School of Applied Sciences, Abertay University, Bell Street, Dundee, DD1 1HG, Scotland, UK.
Fluids Barriers CNS. 2024 Oct 23;21(1):86. doi: 10.1186/s12987-024-00583-z.
The primary objective of this study was to advance our understanding of active drug uptake at brain barriers in higher species than rodents, by examining oxycodone brain concentrations in pigs.
This was investigated by a microdialysis study in healthy and endotoxemic conditions to increase the understanding of inter-species translation of putative proton-coupled organic cation (H/OC) antiporter-mediated central nervous system (CNS) drug delivery in health and pathology, and facilitate the extrapolation to humans for improved CNS drug treatment in patients.
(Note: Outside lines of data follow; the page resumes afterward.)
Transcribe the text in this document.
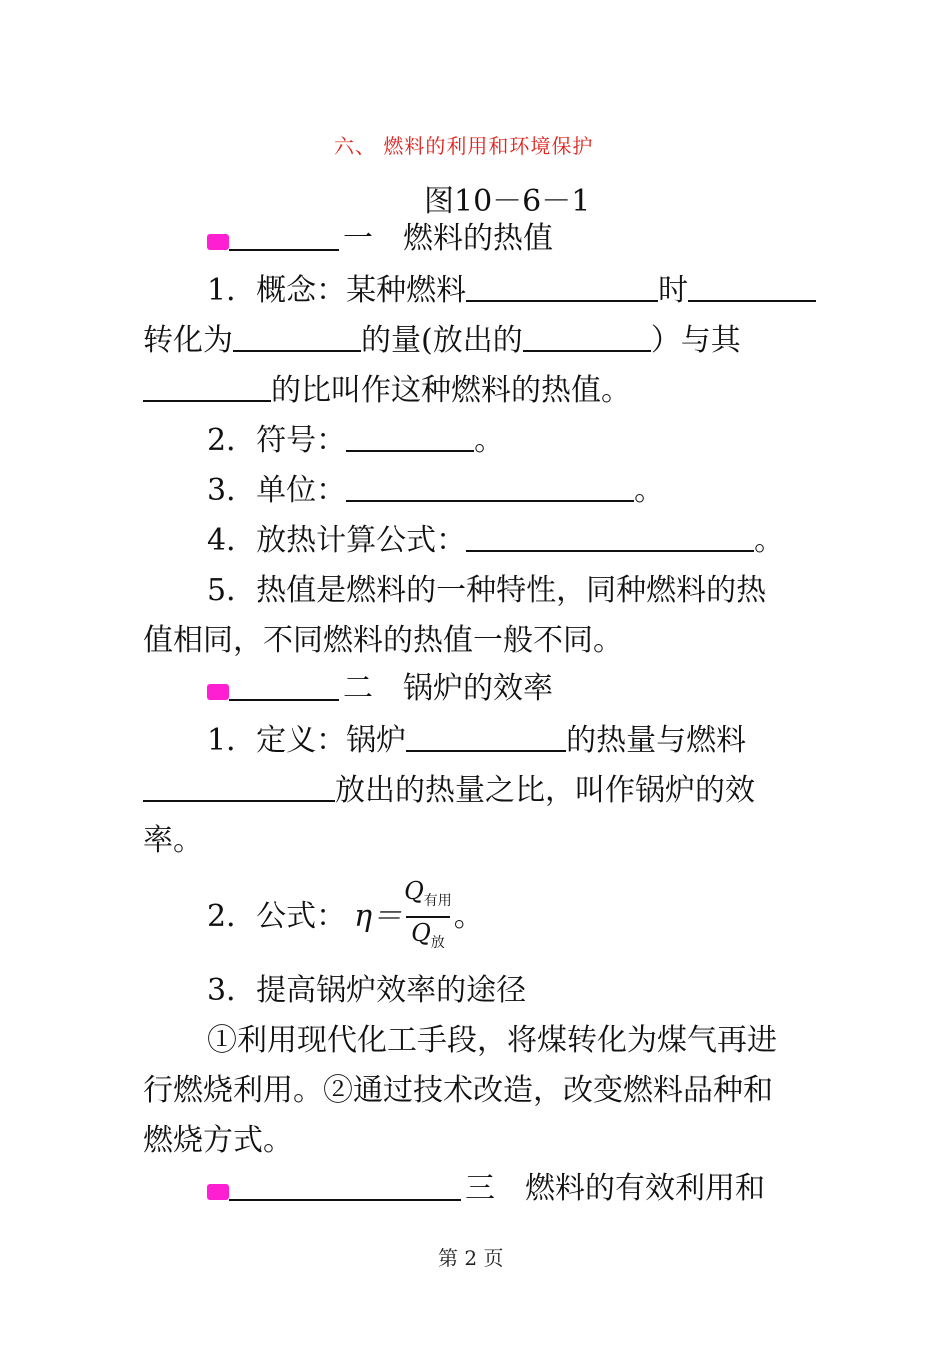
六、 燃料的利用和环境保护
图10－6－1
一　燃料的热值
1．概念：某种燃料	时
转化为	的量(放出的	）与其
的比叫作这种燃料的热值。
2．符号：	。
3．单位：	。
4．放热计算公式：	。
5．热值是燃料的一种特性，同种燃料的热
值相同，不同燃料的热值一般不同。
二　锅炉的效率
1．定义：锅炉	的热量与燃料
放出的热量之比，叫作锅炉的效
率。
2．公式： $\eta= \frac{Q_{有用}}{Q_放}$ 。
3．提高锅炉效率的途径
①利用现代化工手段，将煤转化为煤气再进
行燃烧利用。②通过技术改造，改变燃料品种和
燃烧方式。
三　燃料的有效利用和
第 2 页
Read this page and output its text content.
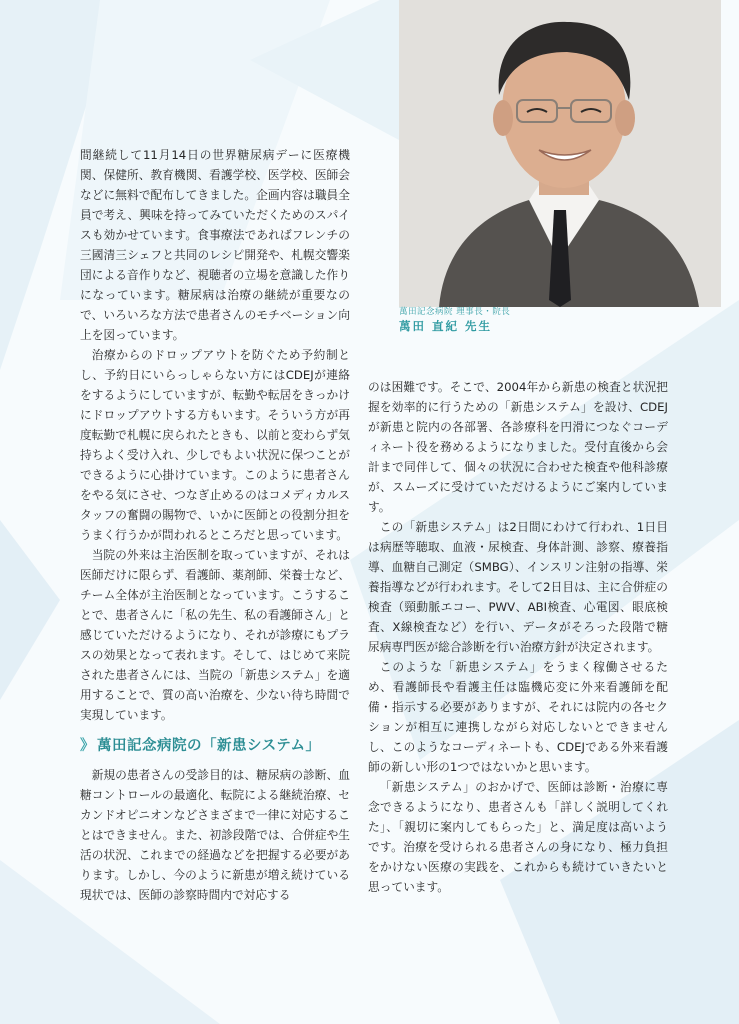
萬田記念病院 理事長・院長
萬田 直紀 先生

間継続して11月14日の世界糖尿病デーに医療機関、保健所、教育機関、看護学校、医学校、医師会などに無料で配布してきました。企画内容は職員全員で考え、興味を持ってみていただくためのスパイスも効かせています。食事療法であればフレンチの三國清三シェフと共同のレシピ開発や、札幌交響楽団による音作りなど、視聴者の立場を意識した作りになっています。糖尿病は治療の継続が重要なので、いろいろな方法で患者さんのモチベーション向上を図っています。

治療からのドロップアウトを防ぐため予約制とし、予約日にいらっしゃらない方にはCDEJが連絡をするようにしていますが、転勤や転居をきっかけにドロップアウトする方もいます。そういう方が再度転勤で札幌に戻られたときも、以前と変わらず気持ちよく受け入れ、少しでもよい状況に保つことができるように心掛けています。このように患者さんをやる気にさせ、つなぎ止めるのはコメディカルスタッフの奮闘の賜物で、いかに医師との役割分担をうまく行うかが問われるところだと思っています。

当院の外来は主治医制を取っていますが、それは医師だけに限らず、看護師、薬剤師、栄養士など、チーム全体が主治医制となっています。こうすることで、患者さんに「私の先生、私の看護師さん」と感じていただけるようになり、それが診療にもプラスの効果となって表れます。そして、はじめて来院された患者さんには、当院の「新患システム」を適用することで、質の高い治療を、少ない待ち時間で実現しています。

》 萬田記念病院の「新患システム」

新規の患者さんの受診目的は、糖尿病の診断、血糖コントロールの最適化、転院による継続治療、セカンドオピニオンなどさまざまで一律に対応することはできません。また、初診段階では、合併症や生活の状況、これまでの経過などを把握する必要があります。しかし、今のように新患が増え続けている現状では、医師の診察時間内で対応する

のは困難です。そこで、2004年から新患の検査と状況把握を効率的に行うための「新患システム」を設け、CDEJが新患と院内の各部署、各診療科を円滑につなぐコーディネート役を務めるようになりました。受付直後から会計まで同伴して、個々の状況に合わせた検査や他科診療が、スムーズに受けていただけるようにご案内しています。

この「新患システム」は2日間にわけて行われ、1日目は病歴等聴取、血液・尿検査、身体計測、診察、療養指導、血糖自己測定（SMBG）、インスリン注射の指導、栄養指導などが行われます。そして2日目は、主に合併症の検査（頸動脈エコー、PWV、ABI検査、心電図、眼底検査、X線検査など）を行い、データがそろった段階で糖尿病専門医が総合診断を行い治療方針が決定されます。

このような「新患システム」をうまく稼働させるため、看護師長や看護主任は臨機応変に外来看護師を配備・指示する必要がありますが、それには院内の各セクションが相互に連携しながら対応しないとできませんし、このようなコーディネートも、CDEJである外来看護師の新しい形の1つではないかと思います。

「新患システム」のおかげで、医師は診断・治療に専念できるようになり、患者さんも「詳しく説明してくれた」、「親切に案内してもらった」と、満足度は高いようです。治療を受けられる患者さんの身になり、極力負担をかけない医療の実践を、これからも続けていきたいと思っています。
Additionally, we sought to evaluate the efficacy of lumbar cerebrospinal fluid (CSF) exposure readout as a proxy for brain unbound interstitial fluid (ISF) concentrations. By simultaneously monitoring unbound concentrations in blood, the frontal cortical area, the lateral ventricle (LV), and the lumbar intrathecal space in healthy and lipopolysaccharide (LPS)-induced inflammation states within the same animal, we achieved exceptional spatiotemporal resolution in mapping oxycodone transport across CNS barriers.
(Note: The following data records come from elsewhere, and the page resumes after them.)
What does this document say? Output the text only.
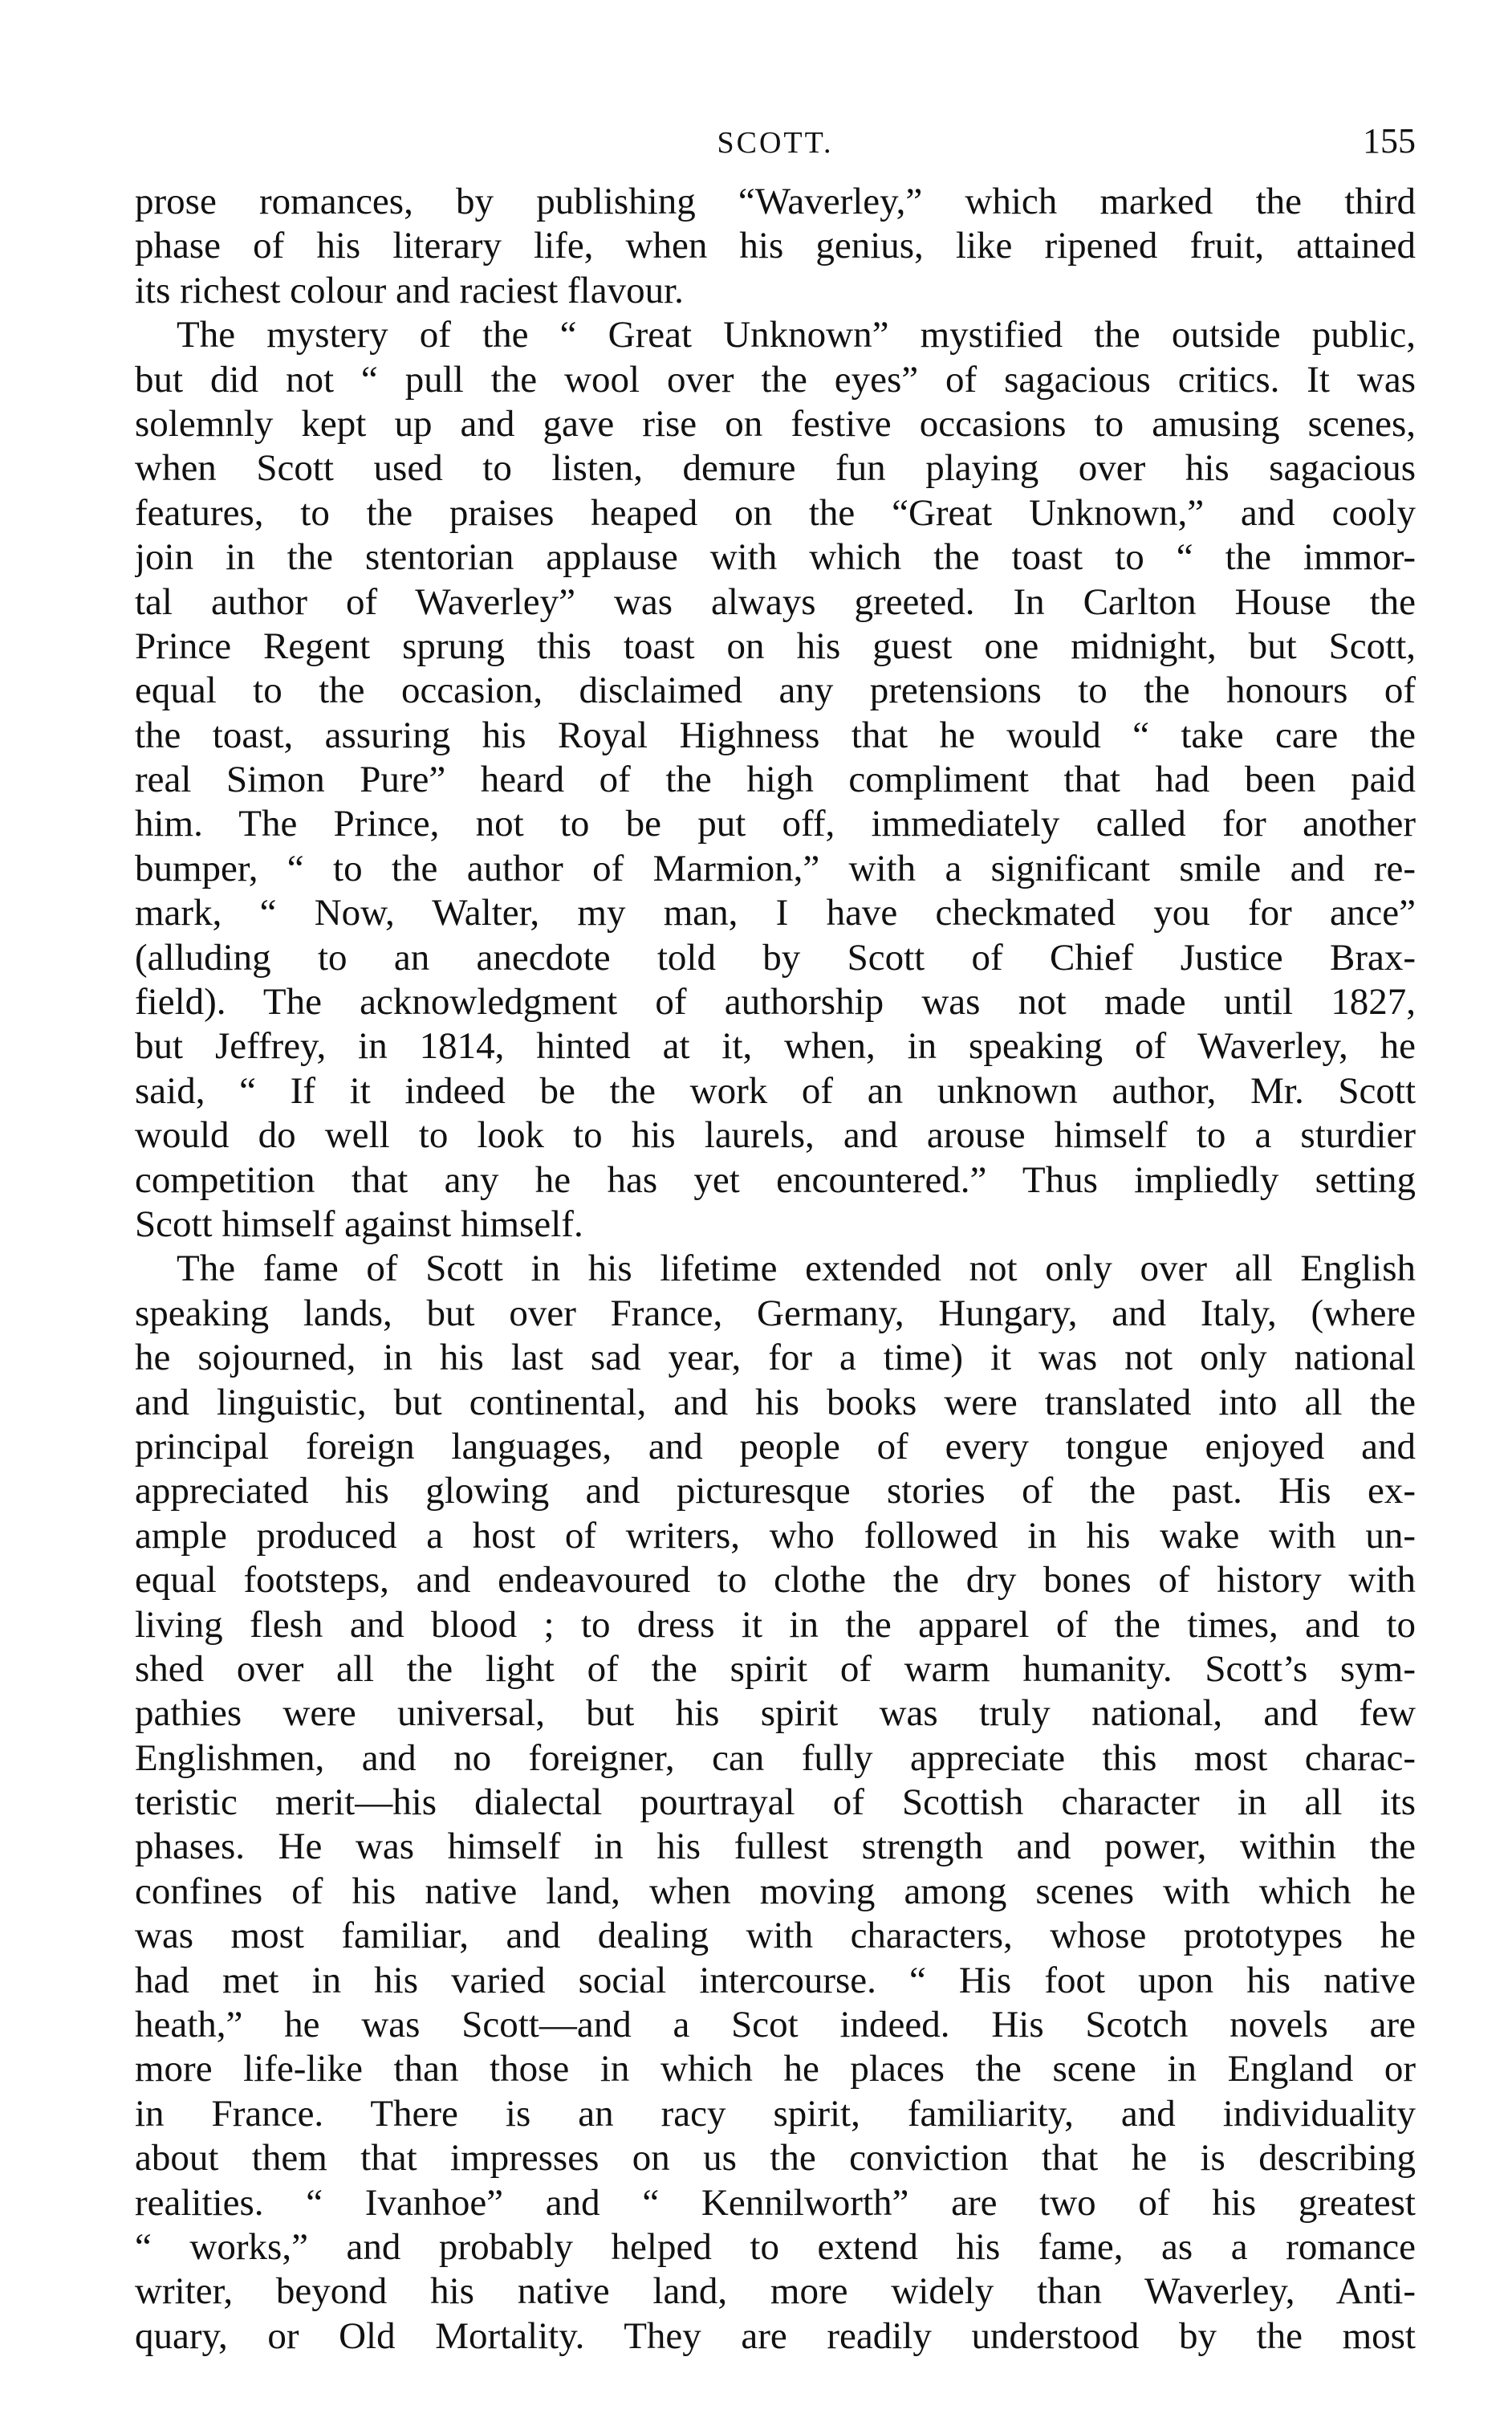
SCOTT.	155
prose romances, by publishing “Waverley,” which marked the third
phase of his literary life, when his genius, like ripened fruit, attained
its richest colour and raciest flavour.
The mystery of the “ Great Unknown” mystified the outside public,
but did not “ pull the wool over the eyes” of sagacious critics. It was
solemnly kept up and gave rise on festive occasions to amusing scenes,
when Scott used to listen, demure fun playing over his sagacious
features, to the praises heaped on the “Great Unknown,” and cooly
join in the stentorian applause with which the toast to “ the immor-
tal author of Waverley” was always greeted. In Carlton House the
Prince Regent sprung this toast on his guest one midnight, but Scott,
equal to the occasion, disclaimed any pretensions to the honours of
the toast, assuring his Royal Highness that he would “ take care the
real Simon Pure” heard of the high compliment that had been paid
him. The Prince, not to be put off, immediately called for another
bumper, “ to the author of Marmion,” with a significant smile and re-
mark, “ Now, Walter, my man, I have checkmated you for ance”
(alluding to an anecdote told by Scott of Chief Justice Brax-
field). The acknowledgment of authorship was not made until 1827,
but Jeffrey, in 1814, hinted at it, when, in speaking of Waverley, he
said, “ If it indeed be the work of an unknown author, Mr. Scott
would do well to look to his laurels, and arouse himself to a sturdier
competition that any he has yet encountered.” Thus impliedly setting
Scott himself against himself.
The fame of Scott in his lifetime extended not only over all English
speaking lands, but over France, Germany, Hungary, and Italy, (where
he sojourned, in his last sad year, for a time) it was not only national
and linguistic, but continental, and his books were translated into all the
principal foreign languages, and people of every tongue enjoyed and
appreciated his glowing and picturesque stories of the past. His ex-
ample produced a host of writers, who followed in his wake with un-
equal footsteps, and endeavoured to clothe the dry bones of history with
living flesh and blood ; to dress it in the apparel of the times, and to
shed over all the light of the spirit of warm humanity. Scott’s sym-
pathies were universal, but his spirit was truly national, and few
Englishmen, and no foreigner, can fully appreciate this most charac-
teristic merit—his dialectal pourtrayal of Scottish character in all its
phases. He was himself in his fullest strength and power, within the
confines of his native land, when moving among scenes with which he
was most familiar, and dealing with characters, whose prototypes he
had met in his varied social intercourse. “ His foot upon his native
heath,” he was Scott—and a Scot indeed. His Scotch novels are
more life-like than those in which he places the scene in England or
in France. There is an racy spirit, familiarity, and individuality
about them that impresses on us the conviction that he is describing
realities. “ Ivanhoe” and “ Kennilworth” are two of his greatest
“ works,” and probably helped to extend his fame, as a romance
writer, beyond his native land, more widely than Waverley, Anti-
quary, or Old Mortality. They are readily understood by the most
Our findings provide novel evidence of higher unbound oxycodone concentrations in brain ISF compared to blood, yielding an unbound brain-to-plasma concentration ratio (K) of 2.5. This supports the hypothesis of the presence of the H/OC antiporter system at the blood-brain barrier (BBB) in pigs. Despite significant physiological changes, reflected in pig Sequential Organ Failure Assessment, pSOFA scores, oxycodone blood concentrations and its active net uptake across the BBB remained nearly unchanged during three hours of i.v. infusion of 4 µg/kg/h LPS from Escherichia coli (O111:B4). Mean K values indicated active uptake also at the blood-CSF barrier in healthy and endotoxemic pigs. Lumbar CSF concentrations showed minimal inter-individual variability during the experiment, with a mean K of 1.5. LPS challenge caused a slight decrease in K, while K remained unaffected.
This study enhances our understanding of oxycodone pharmacokinetics and CNS drug delivery in both healthy and inflamed conditions, providing crucial insights for translating these findings to clinical settings.
本研究的主要目的是通过研究猪体内的羟考酮脑浓度,深入了解高于啮齿动物的高等物种中脑屏障的主动药物摄取。
这是通过一项微透析研究来实现的,研究对象包括健康和内毒素血症两种情况,旨在增加对健康和病理状态下假定质子偶联有机阳离子(H/OC)转运体介导的中枢神经系统(CNS)药物传递的种间转化的理解,并促进向人类的外推,以改善患者的中枢神经系统药物治疗。此外,我们还试图评估腰椎脑脊液(CSF)暴露读数作为脑无结合间隙液(ISF)浓度的替代指标的效果。通过同时监测血液、额皮质区、侧脑室(LV)和健康及脂多糖(LPS)诱导的炎症状态下的腰椎鞘内空间中未结合的浓度,我们在映射羟考酮穿过中枢神经系统屏障的过程中实现了卓越的时空分辨率。
我们的发现为脑 ISF 中未结合的羟考酮浓度高于血液提供了新的证据,得出了脑-血浆未结合浓度比(K)为 2.5。这支持了 H/OC 转运体系统在猪血脑屏障(BBB)存在的假说。尽管存在显著的生理变化,反映在猪序贯器官衰竭评估(Sequential Organ Failure Assessment,SOFA)评分上,但在大肠杆菌(O111:B4)4μg/kg/h LPS 静脉输注 3 小时期间,羟考酮的血药浓度及其主动净透过 BBB 仍几乎保持不变。健康和内毒素血症猪的平均 K 值表明在血脑屏障和血脑脊液屏障中也存在主动摄取。在实验过程中,腰椎 CSF 浓度的个体间差异最小,平均 K 值为 1.5。LPS 挑战导致 K 值略有下降,而 K 值不受影响。
本研究增强了我们对健康和炎症状态下羟考酮药代动力学和中枢神经系统药物传递的理解,为将这些发现转化为临床环境提供了关键的见解。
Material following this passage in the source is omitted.